With a refreshed design and software, the candy-colored Nokia Asha 501 turns a new page for the Finnish feature-phone lineup. Low-end Android smartphones continue to be the main target but, for the first time the Ashas, which Nokia has always insisted on calling smart, are walking the walk.
No more of the cheap gloss of the older generations, the hardware call keys are gone too – the styling is simple but finally looks relevant and up-to-date. Touchscreen is in charge and the single Back key under the display is a major feature of the new look and feel – even if it plays a very small part in the actual navigation.
The Nokia Asha 501 is premiering the Asha platform 1.0 – the redesigned interface is heavily swipe-driven – a trend that goes back to the previous Asha generation, but with the right bit of polish and fluency.
Nokia Asha 501 at a glance:
- General: GSM 900 / 1800 MHz; GPRS up to 85.6 Kbps, EDGE up to 236.8 Kbps
- Dual SIM support: Optional, GSM 900 / 1800 MHz, dual SIM standby, EasySwap
- Form factor: Touchscreen bar phone
- Dimensions: 99.2 x 58 x 12.1 mm, 98.2 g
- Display: 3″ 256K-color QVGA (240 x 320 pixels) TFT capacitive touchscreen, 133 ppi, scratch-resistant glass
- OS: Nokia Asha software platform 1.0
- Memory: 128 MB of inbuilt storage, microSD card slot, 4GB card in the bundle
- Still Camera: 3.15 megapixel fixed-focus camera
- Video Camera: QVGA (240 x 320) video recording at 15fps
- Connectivity: Wi-Fi b/g, Bluetooth 3.0 with EDR, microUSB port, 3.5mm audio jack
- Battery: 1,200mAh
- Misc: Built-in accelerometer, proximity sensor, FM radio, exchangeable covers
The version of the Nokia Asha 501 we have for this quick hands-on is the one with dual-SIM support. There’s no side-mounted SIM compartment this time around, but there’s still a hot-swappable SIM and a dedicated SIM manager that can remember the settings for up to five cards.
Long battery life, Wi-Fi, a reasonably stocked app store and exchangeable covers make this a compelling package, and a very affordable one at that. It’s a nice little phone that looks fresh both on the outside and inside.
Design and handling
There’s design and build of the Nokia Asha 501 has got little to do with older Asha generations. And we mean that in all the good ways possible. The phone manages to make an impression with its colorful outer shell. The back cover that folds around the inner body comes in a candy-box variety of colors.

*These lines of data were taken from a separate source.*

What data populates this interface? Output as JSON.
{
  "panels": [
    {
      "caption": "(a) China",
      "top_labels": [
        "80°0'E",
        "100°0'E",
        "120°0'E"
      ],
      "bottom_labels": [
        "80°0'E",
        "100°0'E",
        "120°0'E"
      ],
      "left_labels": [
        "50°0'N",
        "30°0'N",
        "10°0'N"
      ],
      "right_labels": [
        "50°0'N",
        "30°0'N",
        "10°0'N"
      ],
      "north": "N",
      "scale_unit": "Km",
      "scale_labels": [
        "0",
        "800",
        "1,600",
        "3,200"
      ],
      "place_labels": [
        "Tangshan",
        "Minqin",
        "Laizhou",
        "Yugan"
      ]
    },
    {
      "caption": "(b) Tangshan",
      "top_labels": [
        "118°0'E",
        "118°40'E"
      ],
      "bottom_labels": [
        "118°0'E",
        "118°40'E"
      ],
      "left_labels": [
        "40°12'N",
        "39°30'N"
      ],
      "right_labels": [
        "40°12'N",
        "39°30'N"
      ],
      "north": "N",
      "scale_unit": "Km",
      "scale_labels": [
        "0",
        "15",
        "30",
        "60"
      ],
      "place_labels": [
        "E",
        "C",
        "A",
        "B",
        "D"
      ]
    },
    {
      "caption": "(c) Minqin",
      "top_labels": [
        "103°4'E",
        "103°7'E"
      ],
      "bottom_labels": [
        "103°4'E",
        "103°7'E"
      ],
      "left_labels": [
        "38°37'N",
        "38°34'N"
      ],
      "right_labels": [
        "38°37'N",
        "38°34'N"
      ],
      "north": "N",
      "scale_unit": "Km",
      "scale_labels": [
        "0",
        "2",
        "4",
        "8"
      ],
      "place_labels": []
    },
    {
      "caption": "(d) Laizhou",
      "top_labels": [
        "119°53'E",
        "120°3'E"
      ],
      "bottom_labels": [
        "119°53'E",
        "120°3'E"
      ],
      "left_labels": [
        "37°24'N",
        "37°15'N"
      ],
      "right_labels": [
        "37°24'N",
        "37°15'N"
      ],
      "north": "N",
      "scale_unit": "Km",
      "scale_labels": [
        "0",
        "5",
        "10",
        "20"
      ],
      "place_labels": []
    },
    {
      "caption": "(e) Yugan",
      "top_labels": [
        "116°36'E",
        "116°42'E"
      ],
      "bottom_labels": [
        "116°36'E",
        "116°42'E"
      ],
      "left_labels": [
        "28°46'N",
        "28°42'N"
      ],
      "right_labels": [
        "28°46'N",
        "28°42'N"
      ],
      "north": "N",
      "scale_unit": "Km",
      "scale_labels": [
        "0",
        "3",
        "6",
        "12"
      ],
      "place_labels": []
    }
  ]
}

Up front, the 3″ screen has an ample bezel around it but that’s nothing out of the ordinary in the price bracket. The bigger problem is that the black front is a bit at odds with the bright-colored rear. On a positive note, the capacitive touchscreen is quite responsive and comes with a scratch-resistant coating. The hardware Back button is the only control below the screen, the earpiece symmetrically placed across. The microphone is in the bottom right corner.
There’s no brightness sensor but Nokia has included a proximity sensor, which turns the screen off during a call. The back button is pleasingly firm and springy, slightly raised above the surrounding glass surface and therefore easy to locate by touch.
The Asha 501 essentially breaks down to two parts, which is obviously the second most solid construction after unibody. The colorful shell folds around the inner body, resulting in a slim colorful frame around the screen as an accent. At the back we find the 3.15 MP camera lens along with a Nokia logo and a nub at the bottom to push the phone out of the case.
The plastic used is nice to the touch, with a soft matte finish that completely rules out fingerprints.
Overall, we quite like the Asha 501’s design. The phone is extra pleasant to hold and work with. What we’re most impressed with is how such a simple design makes a huge difference compared to the older Asha generation. The Lumia influence is easily spotted – a great way to update an old, stale look while providing consistency and continuity in the Nokia portfolio – from feature phones to smartphones.
The eye-popping colors also add to the fresh feel of the device.
Nokia has managed to perfectly balance materials and finish, battery life, Dual-SIM support and costs. The Asha 501 is a perfect mix of affordable and portable, but also good-looking and up-to-date.
The display on the Nokia Asha 501 is a 3″ TFT unit of QVGA (240 x 320) resolution, which boils down to around 133ppi. The screen is capacitive and has multi-touch support.
Colors are nice and punchy and the screen is reasonably bright. Size may be an issue, as well as resolution, but the responsiveness has been notably improved from what we remember with the older Asha phones.
Browsing the web and watching videos isn’t the most compelling experience on a screen of that screen size and resolution of course.
And here go the stats – contrast levels are pretty good but the brightness isn’t all that impressive on paper. Blacks are good too.